Jump to: navigation, search
( Pages with syntax highlighting errors )

After downloading a LiPD file, there are a number of ways to use it. The recommended ways are to use the LiPD utilities or pyleoclim.

LiPD Utilities

The LiPD Utilities are a primary way to interact with LiPD files. The utilities are available on GitHub in Matlab, R, and Python language. All three languages support reading and writing a LiPD file, extracting and collapsing time series, and filtering time series.

LiPD Utilities in Python 3

A note for Windows users: While programs like Python exist for Windows, you'll have more flexibility if you work in a Linux environment. To start working with Linux, you could ask your university for an account on their Linux machine, then use a program like ssh to connect. Alternately, you could install a Linux virtual machine (e.g.
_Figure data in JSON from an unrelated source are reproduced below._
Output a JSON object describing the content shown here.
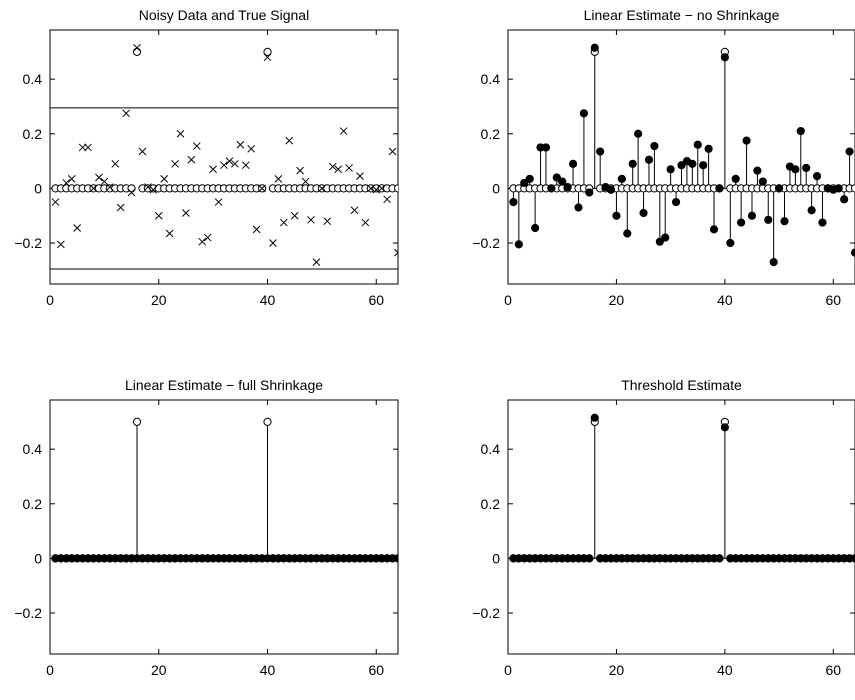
{
  "chart_data": [
    {
      "type": "scatter",
      "title": "Noisy Data and True Signal",
      "xlabel": "",
      "ylabel": "",
      "xlim": [
        0,
        64
      ],
      "ylim": [
        -0.35,
        0.58
      ],
      "xticks": [
        0,
        20,
        40,
        60
      ],
      "yticks": [
        -0.2,
        0,
        0.2,
        0.4
      ],
      "ytick_labels": [
        "−0.2",
        "0",
        "0.2",
        "0.4"
      ],
      "grid": false,
      "hlines": [
        0.295,
        -0.295
      ],
      "series": [
        {
          "marker": "circle",
          "x": [
            1,
            2,
            3,
            4,
            5,
            6,
            7,
            8,
            9,
            10,
            11,
            12,
            13,
            14,
            15,
            16,
            17,
            18,
            19,
            20,
            21,
            22,
            23,
            24,
            25,
            26,
            27,
            28,
            29,
            30,
            31,
            32,
            33,
            34,
            35,
            36,
            37,
            38,
            39,
            40,
            41,
            42,
            43,
            44,
            45,
            46,
            47,
            48,
            49,
            50,
            51,
            52,
            53,
            54,
            55,
            56,
            57,
            58,
            59,
            60,
            61,
            62,
            63,
            64
          ],
          "values": [
            0,
            0,
            0,
            0,
            0,
            0,
            0,
            0,
            0,
            0,
            0,
            0,
            0,
            0,
            0,
            0.5,
            0,
            0,
            0,
            0,
            0,
            0,
            0,
            0,
            0,
            0,
            0,
            0,
            0,
            0,
            0,
            0,
            0,
            0,
            0,
            0,
            0,
            0,
            0,
            0.5,
            0,
            0,
            0,
            0,
            0,
            0,
            0,
            0,
            0,
            0,
            0,
            0,
            0,
            0,
            0,
            0,
            0,
            0,
            0,
            0,
            0,
            0,
            0,
            0
          ]
        },
        {
          "marker": "x",
          "x": [
            1,
            2,
            3,
            4,
            5,
            6,
            7,
            8,
            9,
            10,
            11,
            12,
            13,
            14,
            15,
            16,
            17,
            18,
            19,
            20,
            21,
            22,
            23,
            24,
            25,
            26,
            27,
            28,
            29,
            30,
            31,
            32,
            33,
            34,
            35,
            36,
            37,
            38,
            39,
            40,
            41,
            42,
            43,
            44,
            45,
            46,
            47,
            48,
            49,
            50,
            51,
            52,
            53,
            54,
            55,
            56,
            57,
            58,
            59,
            60,
            61,
            62,
            63,
            64
          ],
          "values": [
            -0.05,
            -0.205,
            0.02,
            0.035,
            -0.145,
            0.15,
            0.15,
            0,
            0.04,
            0.025,
            0.005,
            0.09,
            -0.07,
            0.275,
            -0.015,
            0.515,
            0.135,
            0.005,
            -0.005,
            -0.1,
            0.035,
            -0.165,
            0.09,
            0.2,
            -0.09,
            0.105,
            0.155,
            -0.195,
            -0.18,
            0.07,
            -0.05,
            0.085,
            0.1,
            0.09,
            0.16,
            0.085,
            0.145,
            -0.15,
            0,
            0.48,
            -0.2,
            0.035,
            -0.125,
            0.175,
            -0.1,
            0.065,
            0.025,
            -0.115,
            -0.27,
            0,
            -0.12,
            0.08,
            0.07,
            0.21,
            0.075,
            -0.08,
            0.045,
            -0.125,
            0,
            -0.005,
            0,
            -0.04,
            0.135,
            -0.235
          ]
        }
      ]
    },
    {
      "type": "stem",
      "title": "Linear Estimate − no Shrinkage",
      "xlabel": "",
      "ylabel": "",
      "xlim": [
        0,
        64
      ],
      "ylim": [
        -0.35,
        0.58
      ],
      "xticks": [
        0,
        20,
        40,
        60
      ],
      "yticks": [
        -0.2,
        0,
        0.2,
        0.4
      ],
      "ytick_labels": [
        "−0.2",
        "0",
        "0.2",
        "0.4"
      ],
      "grid": false,
      "series": [
        {
          "marker": "circle",
          "x": [
            1,
            2,
            3,
            4,
            5,
            6,
            7,
            8,
            9,
            10,
            11,
            12,
            13,
            14,
            15,
            16,
            17,
            18,
            19,
            20,
            21,
            22,
            23,
            24,
            25,
            26,
            27,
            28,
            29,
            30,
            31,
            32,
            33,
            34,
            35,
            36,
            37,
            38,
            39,
            40,
            41,
            42,
            43,
            44,
            45,
            46,
            47,
            48,
            49,
            50,
            51,
            52,
            53,
            54,
            55,
            56,
            57,
            58,
            59,
            60,
            61,
            62,
            63,
            64
          ],
          "values": [
            0,
            0,
            0,
            0,
            0,
            0,
            0,
            0,
            0,
            0,
            0,
            0,
            0,
            0,
            0,
            0.5,
            0,
            0,
            0,
            0,
            0,
            0,
            0,
            0,
            0,
            0,
            0,
            0,
            0,
            0,
            0,
            0,
            0,
            0,
            0,
            0,
            0,
            0,
            0,
            0.5,
            0,
            0,
            0,
            0,
            0,
            0,
            0,
            0,
            0,
            0,
            0,
            0,
            0,
            0,
            0,
            0,
            0,
            0,
            0,
            0,
            0,
            0,
            0,
            0
          ]
        },
        {
          "marker": "dot-stem",
          "x": [
            1,
            2,
            3,
            4,
            5,
            6,
            7,
            8,
            9,
            10,
            11,
            12,
            13,
            14,
            15,
            16,
            17,
            18,
            19,
            20,
            21,
            22,
            23,
            24,
            25,
            26,
            27,
            28,
            29,
            30,
            31,
            32,
            33,
            34,
            35,
            36,
            37,
            38,
            39,
            40,
            41,
            42,
            43,
            44,
            45,
            46,
            47,
            48,
            49,
            50,
            51,
            52,
            53,
            54,
            55,
            56,
            57,
            58,
            59,
            60,
            61,
            62,
            63,
            64
          ],
          "values": [
            -0.05,
            -0.205,
            0.02,
            0.035,
            -0.145,
            0.15,
            0.15,
            0,
            0.04,
            0.025,
            0.005,
            0.09,
            -0.07,
            0.275,
            -0.015,
            0.515,
            0.135,
            0.005,
            -0.005,
            -0.1,
            0.035,
            -0.165,
            0.09,
            0.2,
            -0.09,
            0.105,
            0.155,
            -0.195,
            -0.18,
            0.07,
            -0.05,
            0.085,
            0.1,
            0.09,
            0.16,
            0.085,
            0.145,
            -0.15,
            0,
            0.48,
            -0.2,
            0.035,
            -0.125,
            0.175,
            -0.1,
            0.065,
            0.025,
            -0.115,
            -0.27,
            0,
            -0.12,
            0.08,
            0.07,
            0.21,
            0.075,
            -0.08,
            0.045,
            -0.125,
            0,
            -0.005,
            0,
            -0.04,
            0.135,
            -0.235
          ]
        }
      ]
    },
    {
      "type": "stem",
      "title": "Linear Estimate − full Shrinkage",
      "xlabel": "",
      "ylabel": "",
      "xlim": [
        0,
        64
      ],
      "ylim": [
        -0.35,
        0.58
      ],
      "xticks": [
        0,
        20,
        40,
        60
      ],
      "yticks": [
        -0.2,
        0,
        0.2,
        0.4
      ],
      "ytick_labels": [
        "−0.2",
        "0",
        "0.2",
        "0.4"
      ],
      "grid": false,
      "series": [
        {
          "marker": "circle",
          "x": [
            1,
            2,
            3,
            4,
            5,
            6,
            7,
            8,
            9,
            10,
            11,
            12,
            13,
            14,
            15,
            16,
            17,
            18,
            19,
            20,
            21,
            22,
            23,
            24,
            25,
            26,
            27,
            28,
            29,
            30,
            31,
            32,
            33,
            34,
            35,
            36,
            37,
            38,
            39,
            40,
            41,
            42,
            43,
            44,
            45,
            46,
            47,
            48,
            49,
            50,
            51,
            52,
            53,
            54,
            55,
            56,
            57,
            58,
            59,
            60,
            61,
            62,
            63,
            64
          ],
          "values": [
            0,
            0,
            0,
            0,
            0,
            0,
            0,
            0,
            0,
            0,
            0,
            0,
            0,
            0,
            0,
            0.5,
            0,
            0,
            0,
            0,
            0,
            0,
            0,
            0,
            0,
            0,
            0,
            0,
            0,
            0,
            0,
            0,
            0,
            0,
            0,
            0,
            0,
            0,
            0,
            0.5,
            0,
            0,
            0,
            0,
            0,
            0,
            0,
            0,
            0,
            0,
            0,
            0,
            0,
            0,
            0,
            0,
            0,
            0,
            0,
            0,
            0,
            0,
            0,
            0
          ]
        },
        {
          "marker": "dot-stem",
          "x": [
            1,
            2,
            3,
            4,
            5,
            6,
            7,
            8,
            9,
            10,
            11,
            12,
            13,
            14,
            15,
            16,
            17,
            18,
            19,
            20,
            21,
            22,
            23,
            24,
            25,
            26,
            27,
            28,
            29,
            30,
            31,
            32,
            33,
            34,
            35,
            36,
            37,
            38,
            39,
            40,
            41,
            42,
            43,
            44,
            45,
            46,
            47,
            48,
            49,
            50,
            51,
            52,
            53,
            54,
            55,
            56,
            57,
            58,
            59,
            60,
            61,
            62,
            63,
            64
          ],
          "values": [
            0,
            0,
            0,
            0,
            0,
            0,
            0,
            0,
            0,
            0,
            0,
            0,
            0,
            0,
            0,
            0,
            0,
            0,
            0,
            0,
            0,
            0,
            0,
            0,
            0,
            0,
            0,
            0,
            0,
            0,
            0,
            0,
            0,
            0,
            0,
            0,
            0,
            0,
            0,
            0,
            0,
            0,
            0,
            0,
            0,
            0,
            0,
            0,
            0,
            0,
            0,
            0,
            0,
            0,
            0,
            0,
            0,
            0,
            0,
            0,
            0,
            0,
            0,
            0
          ]
        }
      ]
    },
    {
      "type": "stem",
      "title": "Threshold Estimate",
      "xlabel": "",
      "ylabel": "",
      "xlim": [
        0,
        64
      ],
      "ylim": [
        -0.35,
        0.58
      ],
      "xticks": [
        0,
        20,
        40,
        60
      ],
      "yticks": [
        -0.2,
        0,
        0.2,
        0.4
      ],
      "ytick_labels": [
        "−0.2",
        "0",
        "0.2",
        "0.4"
      ],
      "grid": false,
      "series": [
        {
          "marker": "circle",
          "x": [
            1,
            2,
            3,
            4,
            5,
            6,
            7,
            8,
            9,
            10,
            11,
            12,
            13,
            14,
            15,
            16,
            17,
            18,
            19,
            20,
            21,
            22,
            23,
            24,
            25,
            26,
            27,
            28,
            29,
            30,
            31,
            32,
            33,
            34,
            35,
            36,
            37,
            38,
            39,
            40,
            41,
            42,
            43,
            44,
            45,
            46,
            47,
            48,
            49,
            50,
            51,
            52,
            53,
            54,
            55,
            56,
            57,
            58,
            59,
            60,
            61,
            62,
            63,
            64
          ],
          "values": [
            0,
            0,
            0,
            0,
            0,
            0,
            0,
            0,
            0,
            0,
            0,
            0,
            0,
            0,
            0,
            0.5,
            0,
            0,
            0,
            0,
            0,
            0,
            0,
            0,
            0,
            0,
            0,
            0,
            0,
            0,
            0,
            0,
            0,
            0,
            0,
            0,
            0,
            0,
            0,
            0.5,
            0,
            0,
            0,
            0,
            0,
            0,
            0,
            0,
            0,
            0,
            0,
            0,
            0,
            0,
            0,
            0,
            0,
            0,
            0,
            0,
            0,
            0,
            0,
            0
          ]
        },
        {
          "marker": "dot-stem",
          "x": [
            1,
            2,
            3,
            4,
            5,
            6,
            7,
            8,
            9,
            10,
            11,
            12,
            13,
            14,
            15,
            16,
            17,
            18,
            19,
            20,
            21,
            22,
            23,
            24,
            25,
            26,
            27,
            28,
            29,
            30,
            31,
            32,
            33,
            34,
            35,
            36,
            37,
            38,
            39,
            40,
            41,
            42,
            43,
            44,
            45,
            46,
            47,
            48,
            49,
            50,
            51,
            52,
            53,
            54,
            55,
            56,
            57,
            58,
            59,
            60,
            61,
            62,
            63,
            64
          ],
          "values": [
            0,
            0,
            0,
            0,
            0,
            0,
            0,
            0,
            0,
            0,
            0,
            0,
            0,
            0,
            0,
            0.515,
            0,
            0,
            0,
            0,
            0,
            0,
            0,
            0,
            0,
            0,
            0,
            0,
            0,
            0,
            0,
            0,
            0,
            0,
            0,
            0,
            0,
            0,
            0,
            0.48,
            0,
            0,
            0,
            0,
            0,
            0,
            0,
            0,
            0,
            0,
            0,
            0,
            0,
            0,
            0,
            0,
            0,
            0,
            0,
            0,
            0,
            0,
            0,
            0
          ]
        }
      ]
    }
  ]
}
VirtualBox) on your PC.

To use LiPD Utilies in Python, first make sure you have Python 3 installed. If you don't, one option is Anaconda.

Next install LiPD Utilities:

pip install LiPD

Start python with the command "python". Then import lipd:

import lipd

There are many functions in the LiPD utilities, but here are just a few. First, read a LiPD file:

lipd.readLipd('/path/to/data/file.lpd')  # Load a specific LiPD file.  Or...
lipd.readLipd()                          # Load a LiPD file through a GUI.

After reading a LiPD file, use the extractTs() function to extract the data and metadata within the file:

data_all = lipd.extractTs()

A list of dictionaries is now contained in the variable "data_all". (If you're unfamiliar with python, read a primer to get a better understanding.) Each dictionary contains data and metadata fields. From here, it's easy to start using the data:

data = data_all[0]  # Save the first time series object to a new variable. Replace "0" with a different
                    # number to select a different time series object if there are more than one. 
print(data.keys())                 # Print the names of all data and metadata fields. 
print(data['dataSetName'])         # Print the contents of one field: the name of the data set.
year = data['year']                # Save the time values to a new variable.
values = data['paleoData_values']  # Save the data values to a new variable.

Different data sets may not have all of the same fields, so use the ".keys()" command to check. Now, let's make a simple figure:

# Make a simple figure with matplotlib.
import matplotlib.pyplot as plt
plt.plot(year,values)
plt.title("Name: "+data['dataSetName']+", archive: "+data['archiveType'])
plt.xlabel(data['yearUnits'])
plt.ylabel(data['paleoData_variableName'])
plt.show()

From here, explore a LiPD file some more on your own. There are other commands in the LiPD utilities, but the ones above are enough to access the data on a basic level. If you'd like to use pre-built functions to explore the paleo data, see the Pyleoclim section farther down this page.

Pyleoclim

CSV files

If you’re in a jam and need a plaintext version of the data, all LiPD files contain .csv files of the raw data. Simply unzip your LiPD file to find a .csv file. However, a central goal of LiPD is to put paleoclimate data into a standardized format which common analysis scripts can be built for, so using .csv files more than necessary is not recommended.